Despite the proportion of good PS (0 - 1) among patients and the trend toward younger patients, the majority are still considered to be medically inoperable. In addition, the number with pathologic proof of malignancy remains a minority.11 The decision to obtain a pathologic diagnosis will vary among patients. The multidisciplinary tumor board makes an assessment of the risks and benefits of invasive diagnostic procedures and takes into account the high probability of malignancy in patients with a growing, metabolically active lesion in a country with a low incidence of benign fluorodeoxyglucose positron emission tomography positive lung nodules.12 The predominance of peripheral lesions being treated reflects the initial evidence base supporting lung SBRT for such lesions.9 It is therefore noteworthy that the proportion of treatments classified as central has remained relatively stable from the beginning of the program. The concerns about increased toxicity with central lung SBRT were proactively addressed at our center by implementing risk-adapted dose-fractionation schedules and regularly evaluating outcomes.10 With increasing experience, as SBRT was used to treat larger and more central tumors, a 12-fraction scheme was introduced as an extension of the risk-adapted protocol. An appropriate level of caution is needed when treating central, larger, and multiple tumors as normal organ constraints are less well established.13 The results of the prospective multicenter phase I/II RTOG 0813 study for central tumors are currently awaited.
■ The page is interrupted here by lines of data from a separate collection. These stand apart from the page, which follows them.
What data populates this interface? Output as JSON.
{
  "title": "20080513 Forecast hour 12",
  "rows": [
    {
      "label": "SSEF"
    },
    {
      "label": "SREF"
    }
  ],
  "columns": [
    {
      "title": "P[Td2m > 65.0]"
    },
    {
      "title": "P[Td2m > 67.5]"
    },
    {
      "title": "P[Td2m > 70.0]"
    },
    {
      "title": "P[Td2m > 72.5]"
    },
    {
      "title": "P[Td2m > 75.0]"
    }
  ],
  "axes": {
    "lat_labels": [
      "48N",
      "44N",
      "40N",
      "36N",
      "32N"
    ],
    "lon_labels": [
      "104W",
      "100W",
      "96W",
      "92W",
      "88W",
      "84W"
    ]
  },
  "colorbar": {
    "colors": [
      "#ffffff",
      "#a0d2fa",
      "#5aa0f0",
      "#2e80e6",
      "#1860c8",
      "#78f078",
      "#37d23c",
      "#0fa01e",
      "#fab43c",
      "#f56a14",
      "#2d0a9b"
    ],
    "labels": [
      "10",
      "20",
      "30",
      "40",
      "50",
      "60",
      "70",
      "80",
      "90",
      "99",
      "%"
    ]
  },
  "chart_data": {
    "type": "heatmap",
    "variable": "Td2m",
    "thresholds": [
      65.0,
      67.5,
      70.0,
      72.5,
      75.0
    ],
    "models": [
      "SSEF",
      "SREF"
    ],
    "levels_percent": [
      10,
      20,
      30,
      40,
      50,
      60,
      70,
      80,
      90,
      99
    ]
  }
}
The qualitative reduction in median tumor diameter has coincided with a trend to treat more metastatic lesions and with the growing interest in using SBRT to treat patients with low-volume metastatic disease.14 The shift to using VMAT reflects the emergence of new technology that may help increase the efficiency of treatment.15
In summary, we have observed longitudinal trends in patient number, age, performance status, treatment indication, tumor size, dose fractionation, technology, and technique over the last 10 years of lung SBRT in routine clinical practice. With growing numbers of elderly patients with early-stage NSCLC and changing paradigms in the management of metastatic disease, this type of data may be useful for radiotherapy services planning.
The VUmc Department of Radiation Oncology has research collaborations with Varian Medical Systems, and Brainlab.